Habe mir das System gestern zusammengebaut in einem Bitfenix Prodigy, jedoch scheint es entweder an der Lüftersteuerung seitens des Boards  oder an der Wakü selbst zu liegen. Der Lüfter der Wakü (beiliegender Lüfter von Corsair) dreht direkt bei start voll auf u. lässt sich nichtmal übers UEFI regeln. Pumpe ist an CPU-Fan angeschlossen und Lüfter auf SYS-Fan. Temperaturen werden direkt bei 40 - 50C° im Uefi angezeigt, mit Coretemp sind sie etwas niedriger aber tendenz steigend. Momentan soll das ganze auf angeblich fast 70C° stehen (Desktopbetrieb). Habe ich ein Problem mit den Sensoren oder ist vllt. sogar meine CPU defekt? Getaktet habe ich nicht und PC ist wie gesagt seit gestern erst neu im Einsatz, Das die Temperaturen so hoch steigen habe ich auch erst seit heute (gestern Abend noch moderat bei ca. 40C°) Gigabyte habe ich bereits zu diesem Problem Kontaktiert warte jedoch auf antwort. Hat jmd eine Idee?

LG


----------



## Abductee (6. Juli 2013)

*AW: Gigabyte Z87N-Wifi in Verbund mit Corsair H60 2nd Probleme mit der Lüftersteuerung?*

Da hast du was durcheinander gebracht.
Die Pumpe darfst du nicht regeln, die kannst du auf dem (ungeregelten) Sys_Fan anstecken.
Den Lüfter vom Radiator steckst du auf CPU_Fan


----------



## Dreak77 (6. Juli 2013)

Also doch so rum. Ich habe mich über nacht wund gelesen ^^ Ich werde es direkt mal ausprobieren und das Ergebnis zukommen lassen.
Danke schonmal für die schnelle Antwort 

Hat alles geklappt so wie du es gesagt hast. Vielen dank nochmal! 

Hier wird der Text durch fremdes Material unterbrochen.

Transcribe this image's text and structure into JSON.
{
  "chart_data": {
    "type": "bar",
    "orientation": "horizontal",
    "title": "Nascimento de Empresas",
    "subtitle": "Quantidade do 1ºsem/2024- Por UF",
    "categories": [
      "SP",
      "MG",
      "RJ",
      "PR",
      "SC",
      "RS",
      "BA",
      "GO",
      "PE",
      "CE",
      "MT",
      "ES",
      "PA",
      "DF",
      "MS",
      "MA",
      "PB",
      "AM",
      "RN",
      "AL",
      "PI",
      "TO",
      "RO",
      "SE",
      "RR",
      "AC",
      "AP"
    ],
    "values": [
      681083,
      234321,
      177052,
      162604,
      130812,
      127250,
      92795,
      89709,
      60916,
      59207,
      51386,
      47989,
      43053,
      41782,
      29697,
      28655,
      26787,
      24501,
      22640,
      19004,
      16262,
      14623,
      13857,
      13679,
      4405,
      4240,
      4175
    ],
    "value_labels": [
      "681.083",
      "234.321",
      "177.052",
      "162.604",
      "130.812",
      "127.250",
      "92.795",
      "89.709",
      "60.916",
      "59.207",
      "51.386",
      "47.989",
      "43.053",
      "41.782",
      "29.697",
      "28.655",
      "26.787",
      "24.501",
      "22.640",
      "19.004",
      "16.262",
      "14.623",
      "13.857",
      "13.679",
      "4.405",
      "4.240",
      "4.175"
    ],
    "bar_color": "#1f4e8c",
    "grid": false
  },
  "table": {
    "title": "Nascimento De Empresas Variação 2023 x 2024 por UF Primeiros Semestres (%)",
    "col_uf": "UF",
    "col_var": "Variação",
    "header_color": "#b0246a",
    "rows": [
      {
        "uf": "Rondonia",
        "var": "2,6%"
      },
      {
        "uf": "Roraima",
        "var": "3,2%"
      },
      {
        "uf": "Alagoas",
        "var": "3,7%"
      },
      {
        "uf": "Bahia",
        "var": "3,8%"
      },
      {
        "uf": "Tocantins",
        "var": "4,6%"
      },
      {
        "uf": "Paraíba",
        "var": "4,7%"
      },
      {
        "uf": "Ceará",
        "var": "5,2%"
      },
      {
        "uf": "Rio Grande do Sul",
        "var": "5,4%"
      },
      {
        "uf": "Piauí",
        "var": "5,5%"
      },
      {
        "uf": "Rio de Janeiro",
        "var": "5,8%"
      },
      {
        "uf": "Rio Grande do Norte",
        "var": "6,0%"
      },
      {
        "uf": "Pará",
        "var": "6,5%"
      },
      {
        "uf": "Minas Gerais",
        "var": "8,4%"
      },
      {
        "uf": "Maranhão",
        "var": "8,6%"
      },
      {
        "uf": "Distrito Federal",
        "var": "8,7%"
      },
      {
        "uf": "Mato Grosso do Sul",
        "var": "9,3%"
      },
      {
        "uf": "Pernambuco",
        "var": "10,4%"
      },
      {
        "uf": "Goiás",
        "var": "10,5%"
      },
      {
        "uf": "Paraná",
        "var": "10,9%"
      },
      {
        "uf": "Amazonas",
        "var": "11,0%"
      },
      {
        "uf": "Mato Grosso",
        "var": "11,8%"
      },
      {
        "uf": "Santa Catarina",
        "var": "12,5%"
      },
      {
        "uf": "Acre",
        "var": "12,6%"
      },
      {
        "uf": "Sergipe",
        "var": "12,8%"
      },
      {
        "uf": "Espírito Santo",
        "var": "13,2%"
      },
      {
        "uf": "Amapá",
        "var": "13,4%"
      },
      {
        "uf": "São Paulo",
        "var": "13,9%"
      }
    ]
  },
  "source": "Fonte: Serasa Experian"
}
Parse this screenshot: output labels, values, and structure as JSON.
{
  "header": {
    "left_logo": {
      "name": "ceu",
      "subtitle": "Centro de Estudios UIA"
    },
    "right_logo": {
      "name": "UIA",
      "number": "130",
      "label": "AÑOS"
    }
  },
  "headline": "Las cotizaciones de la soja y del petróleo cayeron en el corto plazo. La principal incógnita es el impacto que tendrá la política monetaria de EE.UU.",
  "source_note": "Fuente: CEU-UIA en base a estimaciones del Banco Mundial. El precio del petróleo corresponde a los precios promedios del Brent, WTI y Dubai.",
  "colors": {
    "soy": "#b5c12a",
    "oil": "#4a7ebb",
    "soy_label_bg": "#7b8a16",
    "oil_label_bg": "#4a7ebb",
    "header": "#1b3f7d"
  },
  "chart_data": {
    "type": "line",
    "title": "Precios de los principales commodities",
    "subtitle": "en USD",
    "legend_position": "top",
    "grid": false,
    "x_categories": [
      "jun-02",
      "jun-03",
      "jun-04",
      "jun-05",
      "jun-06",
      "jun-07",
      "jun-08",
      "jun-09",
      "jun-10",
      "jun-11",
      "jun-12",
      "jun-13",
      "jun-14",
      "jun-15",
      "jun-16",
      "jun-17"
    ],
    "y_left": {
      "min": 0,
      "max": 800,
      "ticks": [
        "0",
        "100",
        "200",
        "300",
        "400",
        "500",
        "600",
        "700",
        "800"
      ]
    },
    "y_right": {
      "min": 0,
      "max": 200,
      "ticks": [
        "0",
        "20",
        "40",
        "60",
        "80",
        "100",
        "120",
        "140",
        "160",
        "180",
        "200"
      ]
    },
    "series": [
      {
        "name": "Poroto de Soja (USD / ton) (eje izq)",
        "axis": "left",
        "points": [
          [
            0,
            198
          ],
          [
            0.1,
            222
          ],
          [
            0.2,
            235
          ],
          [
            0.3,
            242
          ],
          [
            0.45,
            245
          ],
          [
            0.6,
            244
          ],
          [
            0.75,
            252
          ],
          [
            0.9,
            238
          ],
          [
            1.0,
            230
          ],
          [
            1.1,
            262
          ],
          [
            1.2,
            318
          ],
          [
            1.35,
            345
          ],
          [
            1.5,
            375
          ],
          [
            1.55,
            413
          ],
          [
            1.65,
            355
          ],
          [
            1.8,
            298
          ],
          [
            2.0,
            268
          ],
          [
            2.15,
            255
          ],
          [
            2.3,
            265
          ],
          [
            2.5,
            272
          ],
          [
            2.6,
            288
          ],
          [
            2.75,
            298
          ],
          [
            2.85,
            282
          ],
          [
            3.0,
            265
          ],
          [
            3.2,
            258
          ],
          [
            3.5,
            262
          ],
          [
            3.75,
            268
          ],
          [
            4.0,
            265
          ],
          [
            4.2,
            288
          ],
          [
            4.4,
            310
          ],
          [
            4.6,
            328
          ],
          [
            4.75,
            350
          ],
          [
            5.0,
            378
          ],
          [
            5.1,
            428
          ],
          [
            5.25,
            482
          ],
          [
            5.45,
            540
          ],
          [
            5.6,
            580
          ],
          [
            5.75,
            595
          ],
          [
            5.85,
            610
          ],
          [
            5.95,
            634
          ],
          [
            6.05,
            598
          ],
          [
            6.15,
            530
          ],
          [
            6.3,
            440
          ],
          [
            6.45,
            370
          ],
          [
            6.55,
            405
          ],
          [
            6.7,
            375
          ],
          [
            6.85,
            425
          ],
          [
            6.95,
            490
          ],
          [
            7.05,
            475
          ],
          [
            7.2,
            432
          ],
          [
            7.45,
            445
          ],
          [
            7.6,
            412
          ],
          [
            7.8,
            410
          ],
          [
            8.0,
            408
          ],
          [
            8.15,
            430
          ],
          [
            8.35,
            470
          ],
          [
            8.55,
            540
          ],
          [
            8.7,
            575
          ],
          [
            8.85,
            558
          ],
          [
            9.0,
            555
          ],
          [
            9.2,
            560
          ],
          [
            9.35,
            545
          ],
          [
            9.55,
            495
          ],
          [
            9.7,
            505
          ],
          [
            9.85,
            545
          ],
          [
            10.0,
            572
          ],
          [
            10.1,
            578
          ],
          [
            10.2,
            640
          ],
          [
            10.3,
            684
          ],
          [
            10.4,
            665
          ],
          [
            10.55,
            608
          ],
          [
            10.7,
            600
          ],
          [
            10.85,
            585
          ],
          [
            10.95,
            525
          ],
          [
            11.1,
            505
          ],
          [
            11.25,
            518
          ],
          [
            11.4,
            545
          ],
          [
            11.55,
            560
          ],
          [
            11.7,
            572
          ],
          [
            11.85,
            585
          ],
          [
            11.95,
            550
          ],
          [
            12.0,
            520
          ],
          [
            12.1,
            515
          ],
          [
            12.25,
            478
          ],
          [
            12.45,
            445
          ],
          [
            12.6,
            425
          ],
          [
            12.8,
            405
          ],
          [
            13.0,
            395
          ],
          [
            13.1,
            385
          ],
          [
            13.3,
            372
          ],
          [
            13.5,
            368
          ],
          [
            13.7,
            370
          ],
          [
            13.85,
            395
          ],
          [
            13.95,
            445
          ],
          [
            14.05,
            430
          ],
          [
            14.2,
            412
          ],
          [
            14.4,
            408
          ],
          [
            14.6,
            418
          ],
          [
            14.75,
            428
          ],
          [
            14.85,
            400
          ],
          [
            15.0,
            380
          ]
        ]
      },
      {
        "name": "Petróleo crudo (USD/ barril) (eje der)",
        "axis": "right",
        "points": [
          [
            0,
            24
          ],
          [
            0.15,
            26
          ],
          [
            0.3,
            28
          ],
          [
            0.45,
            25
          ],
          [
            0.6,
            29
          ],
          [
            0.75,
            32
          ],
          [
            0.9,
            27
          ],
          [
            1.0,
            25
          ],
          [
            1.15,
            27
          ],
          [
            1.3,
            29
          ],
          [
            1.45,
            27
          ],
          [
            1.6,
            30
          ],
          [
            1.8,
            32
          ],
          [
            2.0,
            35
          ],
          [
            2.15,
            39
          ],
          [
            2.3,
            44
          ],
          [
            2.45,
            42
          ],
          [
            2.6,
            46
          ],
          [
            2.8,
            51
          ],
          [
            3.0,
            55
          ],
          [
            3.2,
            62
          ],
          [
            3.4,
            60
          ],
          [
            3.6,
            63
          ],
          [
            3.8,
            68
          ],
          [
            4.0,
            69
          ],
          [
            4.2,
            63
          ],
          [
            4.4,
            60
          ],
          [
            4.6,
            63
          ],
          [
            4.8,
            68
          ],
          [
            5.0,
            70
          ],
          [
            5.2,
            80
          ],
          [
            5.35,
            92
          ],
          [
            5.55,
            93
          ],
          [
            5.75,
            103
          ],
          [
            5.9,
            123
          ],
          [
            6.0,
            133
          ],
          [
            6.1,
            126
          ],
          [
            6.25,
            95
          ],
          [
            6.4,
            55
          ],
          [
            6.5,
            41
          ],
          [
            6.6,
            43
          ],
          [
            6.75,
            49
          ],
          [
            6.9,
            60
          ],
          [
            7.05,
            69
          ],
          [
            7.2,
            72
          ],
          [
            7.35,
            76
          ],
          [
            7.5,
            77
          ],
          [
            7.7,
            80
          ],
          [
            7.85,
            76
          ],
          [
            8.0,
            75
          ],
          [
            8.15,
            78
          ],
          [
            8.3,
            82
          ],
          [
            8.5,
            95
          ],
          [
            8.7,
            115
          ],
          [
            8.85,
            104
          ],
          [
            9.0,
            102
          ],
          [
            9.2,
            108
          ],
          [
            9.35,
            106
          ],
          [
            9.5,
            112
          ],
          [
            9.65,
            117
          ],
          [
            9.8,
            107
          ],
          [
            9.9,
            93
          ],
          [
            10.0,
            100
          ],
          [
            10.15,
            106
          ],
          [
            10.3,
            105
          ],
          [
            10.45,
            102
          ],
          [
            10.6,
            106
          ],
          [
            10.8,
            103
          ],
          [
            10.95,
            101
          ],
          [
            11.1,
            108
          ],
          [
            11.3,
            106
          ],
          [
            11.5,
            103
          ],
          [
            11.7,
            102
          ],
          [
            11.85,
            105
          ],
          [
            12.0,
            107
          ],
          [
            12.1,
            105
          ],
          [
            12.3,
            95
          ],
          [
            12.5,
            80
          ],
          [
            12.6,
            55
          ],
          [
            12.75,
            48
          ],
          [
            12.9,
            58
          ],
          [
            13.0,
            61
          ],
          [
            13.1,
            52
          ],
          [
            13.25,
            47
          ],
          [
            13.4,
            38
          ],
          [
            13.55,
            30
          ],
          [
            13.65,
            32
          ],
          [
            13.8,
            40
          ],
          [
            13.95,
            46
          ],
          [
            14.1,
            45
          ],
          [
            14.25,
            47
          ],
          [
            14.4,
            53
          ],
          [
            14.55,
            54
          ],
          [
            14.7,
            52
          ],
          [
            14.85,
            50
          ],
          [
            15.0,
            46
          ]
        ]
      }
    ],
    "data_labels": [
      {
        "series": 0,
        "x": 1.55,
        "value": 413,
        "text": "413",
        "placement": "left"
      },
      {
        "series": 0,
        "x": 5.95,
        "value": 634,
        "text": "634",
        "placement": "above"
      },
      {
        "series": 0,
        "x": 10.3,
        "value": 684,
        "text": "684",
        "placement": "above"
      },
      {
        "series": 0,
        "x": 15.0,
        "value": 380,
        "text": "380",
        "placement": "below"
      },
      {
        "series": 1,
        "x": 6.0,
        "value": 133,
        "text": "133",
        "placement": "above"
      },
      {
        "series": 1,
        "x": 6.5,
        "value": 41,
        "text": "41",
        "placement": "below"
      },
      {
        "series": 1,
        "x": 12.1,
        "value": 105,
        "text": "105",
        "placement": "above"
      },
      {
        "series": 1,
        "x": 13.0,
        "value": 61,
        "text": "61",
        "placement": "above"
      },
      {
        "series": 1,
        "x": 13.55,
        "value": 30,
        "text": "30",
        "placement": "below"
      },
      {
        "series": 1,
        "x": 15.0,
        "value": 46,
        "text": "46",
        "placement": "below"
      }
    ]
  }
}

Thread kann geschlossen werden.


----------



## Uter (6. Juli 2013)

*AW: Gigabyte Z87N-Wifi in Verbund mit Corsair H60 2nd Probleme mit der Lüftersteuerung?*

Für weitere Fragen:
http://extreme.pcgameshardware.de/w...hlungen-corsair-h-0-antec-h20-coolit-eco.html

-CLOSED-


----------